Account File Thread-Saftey
To understand how we made the DB thread-safe, theres three scenarios to consider:
- adding new account files (flushing)
- reading account files (snapshot generation, account queries)
- removing account files (shrinking and purging)
The two main fields include file_map_fd_rw
and file_map_rw
which protect account files.
The reason for each of the scenarios is as follows:
Creating Account Files
Adding an account file should never invalidate the account files observed by another thread. The file-map should be write-locked so any map resizing (if theres not enough space) doesnt invalidate other threads values.
Reading Account Files
All reading threads must first acquire a read (shared) lock on the file_map_fd_rw
,
before acquiring a lock on the file map, and reading an account file - to ensure
account files will not be closed while being read.
After doing so, the file_map_rw
may be unlocked, without
releasing the file_map_fd_rw, allowing other threads to modify the file_map,
whilst preventing any files being closed until all reading threads have finished their work.
Removing Account Files
A thread which wants to delete/close an account files must first
acquire a write (exclusive) lock on file_map_fd_rw
, before acquiring
a write-lock on the file map to access the account_file and close/delete/remove it.
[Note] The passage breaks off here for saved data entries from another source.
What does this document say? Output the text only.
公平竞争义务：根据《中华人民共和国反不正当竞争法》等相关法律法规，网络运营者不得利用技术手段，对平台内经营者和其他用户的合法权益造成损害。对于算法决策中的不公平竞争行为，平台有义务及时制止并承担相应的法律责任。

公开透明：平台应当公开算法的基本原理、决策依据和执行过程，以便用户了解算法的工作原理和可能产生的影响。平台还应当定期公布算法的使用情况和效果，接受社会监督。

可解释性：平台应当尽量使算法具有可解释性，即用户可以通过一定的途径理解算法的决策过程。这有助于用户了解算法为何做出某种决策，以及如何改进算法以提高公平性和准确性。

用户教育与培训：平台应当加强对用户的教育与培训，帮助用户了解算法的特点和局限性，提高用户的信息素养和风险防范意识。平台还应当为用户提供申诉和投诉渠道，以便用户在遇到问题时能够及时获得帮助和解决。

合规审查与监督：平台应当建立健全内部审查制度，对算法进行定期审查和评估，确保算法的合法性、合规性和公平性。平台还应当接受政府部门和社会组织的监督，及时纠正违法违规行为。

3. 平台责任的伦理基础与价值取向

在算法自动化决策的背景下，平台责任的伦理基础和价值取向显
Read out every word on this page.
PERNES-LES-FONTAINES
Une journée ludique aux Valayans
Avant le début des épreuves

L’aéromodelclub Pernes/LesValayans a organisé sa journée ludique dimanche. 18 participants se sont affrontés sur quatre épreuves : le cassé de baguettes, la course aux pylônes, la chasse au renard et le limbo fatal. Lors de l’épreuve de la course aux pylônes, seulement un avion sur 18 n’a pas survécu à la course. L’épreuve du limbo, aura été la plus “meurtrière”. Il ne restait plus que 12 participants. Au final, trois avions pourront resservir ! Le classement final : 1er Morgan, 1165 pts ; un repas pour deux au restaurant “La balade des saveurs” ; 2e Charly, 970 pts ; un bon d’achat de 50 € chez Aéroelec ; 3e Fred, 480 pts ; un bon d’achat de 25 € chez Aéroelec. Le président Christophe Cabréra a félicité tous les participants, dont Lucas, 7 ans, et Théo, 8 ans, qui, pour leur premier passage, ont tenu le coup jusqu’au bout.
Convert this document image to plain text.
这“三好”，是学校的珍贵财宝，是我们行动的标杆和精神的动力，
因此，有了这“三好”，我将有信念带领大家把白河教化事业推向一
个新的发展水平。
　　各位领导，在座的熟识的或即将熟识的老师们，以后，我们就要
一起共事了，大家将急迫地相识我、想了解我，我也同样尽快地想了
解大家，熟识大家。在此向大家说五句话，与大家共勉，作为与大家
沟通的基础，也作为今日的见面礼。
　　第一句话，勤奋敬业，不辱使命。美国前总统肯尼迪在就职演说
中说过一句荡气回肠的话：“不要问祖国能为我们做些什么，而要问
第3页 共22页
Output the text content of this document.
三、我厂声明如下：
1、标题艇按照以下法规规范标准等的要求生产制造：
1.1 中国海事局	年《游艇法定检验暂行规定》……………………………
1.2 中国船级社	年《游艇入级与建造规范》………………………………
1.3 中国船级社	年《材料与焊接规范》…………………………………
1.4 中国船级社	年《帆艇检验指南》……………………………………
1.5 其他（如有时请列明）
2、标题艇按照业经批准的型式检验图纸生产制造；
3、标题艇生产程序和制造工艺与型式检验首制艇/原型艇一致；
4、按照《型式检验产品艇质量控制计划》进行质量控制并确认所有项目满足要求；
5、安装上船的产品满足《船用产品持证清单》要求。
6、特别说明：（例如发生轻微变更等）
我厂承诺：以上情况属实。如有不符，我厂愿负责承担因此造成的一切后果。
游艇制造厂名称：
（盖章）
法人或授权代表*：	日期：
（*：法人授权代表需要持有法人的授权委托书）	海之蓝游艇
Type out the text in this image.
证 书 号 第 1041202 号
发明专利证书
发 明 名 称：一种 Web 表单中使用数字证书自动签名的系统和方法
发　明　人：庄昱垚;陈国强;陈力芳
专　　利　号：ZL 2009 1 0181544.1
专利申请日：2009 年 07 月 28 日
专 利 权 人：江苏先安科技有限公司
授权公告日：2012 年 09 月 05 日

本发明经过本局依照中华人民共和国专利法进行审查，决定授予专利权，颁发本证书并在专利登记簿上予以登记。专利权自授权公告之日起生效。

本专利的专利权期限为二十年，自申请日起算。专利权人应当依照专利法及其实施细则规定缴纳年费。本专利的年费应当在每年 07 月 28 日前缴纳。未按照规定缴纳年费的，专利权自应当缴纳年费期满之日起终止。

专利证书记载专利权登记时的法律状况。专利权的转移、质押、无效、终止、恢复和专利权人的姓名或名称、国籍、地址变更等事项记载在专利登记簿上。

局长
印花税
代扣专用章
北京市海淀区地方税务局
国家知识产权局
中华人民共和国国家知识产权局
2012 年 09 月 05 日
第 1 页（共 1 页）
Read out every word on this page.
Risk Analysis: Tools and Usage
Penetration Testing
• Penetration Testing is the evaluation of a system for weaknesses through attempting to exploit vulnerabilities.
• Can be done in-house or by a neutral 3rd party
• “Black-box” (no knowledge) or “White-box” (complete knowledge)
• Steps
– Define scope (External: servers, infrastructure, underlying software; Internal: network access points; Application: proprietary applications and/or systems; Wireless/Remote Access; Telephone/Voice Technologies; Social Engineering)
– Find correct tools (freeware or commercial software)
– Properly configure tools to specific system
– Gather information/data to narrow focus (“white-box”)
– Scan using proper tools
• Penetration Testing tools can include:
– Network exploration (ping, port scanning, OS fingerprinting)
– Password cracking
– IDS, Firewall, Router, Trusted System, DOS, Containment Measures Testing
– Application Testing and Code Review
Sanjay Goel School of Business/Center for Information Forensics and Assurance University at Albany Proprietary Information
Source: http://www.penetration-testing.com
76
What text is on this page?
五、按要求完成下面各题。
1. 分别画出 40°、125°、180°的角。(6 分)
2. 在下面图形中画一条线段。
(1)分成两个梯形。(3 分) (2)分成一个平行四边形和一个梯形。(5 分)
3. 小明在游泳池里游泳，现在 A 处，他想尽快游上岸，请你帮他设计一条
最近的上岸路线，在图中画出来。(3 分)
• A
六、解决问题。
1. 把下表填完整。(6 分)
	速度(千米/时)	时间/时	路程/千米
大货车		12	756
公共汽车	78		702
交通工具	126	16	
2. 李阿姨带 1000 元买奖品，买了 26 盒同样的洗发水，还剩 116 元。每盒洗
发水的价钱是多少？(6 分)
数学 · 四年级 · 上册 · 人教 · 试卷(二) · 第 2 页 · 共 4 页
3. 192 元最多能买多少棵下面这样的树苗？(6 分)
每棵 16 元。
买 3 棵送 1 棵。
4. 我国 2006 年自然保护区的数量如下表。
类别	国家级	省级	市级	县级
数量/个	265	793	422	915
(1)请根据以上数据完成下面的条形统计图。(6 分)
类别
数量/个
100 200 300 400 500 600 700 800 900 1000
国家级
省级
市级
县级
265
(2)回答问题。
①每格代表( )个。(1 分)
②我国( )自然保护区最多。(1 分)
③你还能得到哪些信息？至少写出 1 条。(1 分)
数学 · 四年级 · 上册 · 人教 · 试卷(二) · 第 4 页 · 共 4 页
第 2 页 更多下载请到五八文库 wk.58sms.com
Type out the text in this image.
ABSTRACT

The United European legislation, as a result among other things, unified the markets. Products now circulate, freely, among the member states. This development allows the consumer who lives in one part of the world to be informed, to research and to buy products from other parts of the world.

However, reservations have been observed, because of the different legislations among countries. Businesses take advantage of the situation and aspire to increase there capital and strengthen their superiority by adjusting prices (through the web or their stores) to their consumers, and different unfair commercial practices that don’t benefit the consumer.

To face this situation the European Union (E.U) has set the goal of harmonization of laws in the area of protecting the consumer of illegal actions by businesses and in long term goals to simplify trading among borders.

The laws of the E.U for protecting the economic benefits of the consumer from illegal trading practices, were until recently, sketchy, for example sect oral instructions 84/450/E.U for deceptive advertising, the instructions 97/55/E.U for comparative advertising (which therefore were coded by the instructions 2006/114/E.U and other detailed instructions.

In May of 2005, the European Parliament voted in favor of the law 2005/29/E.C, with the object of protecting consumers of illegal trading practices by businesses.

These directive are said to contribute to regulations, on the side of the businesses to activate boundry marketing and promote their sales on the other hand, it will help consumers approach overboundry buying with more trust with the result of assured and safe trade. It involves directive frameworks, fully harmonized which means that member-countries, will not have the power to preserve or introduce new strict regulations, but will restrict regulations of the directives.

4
Note: Holding a write lock on file_map_fd_rw
is very expensive, so we only acquire
a write-lock inside deleteAccountFiles
which has a minimal amount of logic.
Note: no method modifieds/mutates account files after they have been flushed. They are 'shrunk' with deletion + creating a smaller file, or fully purged with deletion. This allows us to not use a lock per-account-file.
Background Threads
We also run background threads in the runManagerLoop
method which does the following:
- flush the cache to account files in
flushSlot
- clean account files in
cleanAccountFiles
- shrink account files in
shrinkAccountFiles
- deletes account files in
deleteAccountFiles
- periodically create full snapshots and incremental snapshots
Shrink/Delete Account Files
Since acquiring a write-lock on file_map_fd_rw
is very expensive (ensuring no account-files
can have read-access), we ensure its only write-locked during deletion in deleteAccountFiles
and
contains the minimal amount of logic.
We also limit how often the method is called by requiring a minimum number of account files to delete
per call (defined by DELETE_ACCOUNT_FILES_MIN
).
Snapshot Creation
Full and incremental snapshots are created every N roots (defined in ManagerLoopConfig
).
- full snapshots use
makeFullSnapshotGenerationPackage
- incremental snapshots use
makeIncrementalSnapshotGenerationPackage
The general usage is to create a snapshot package which implements a write method that can
be used to write a tar-archive of the snapshot (using the method writeSnapshotTarWithFields
). The
package collects all the account files which should be included in the snapshot and also computes
the accounts-hash and total number of lamports to populate the manifest with.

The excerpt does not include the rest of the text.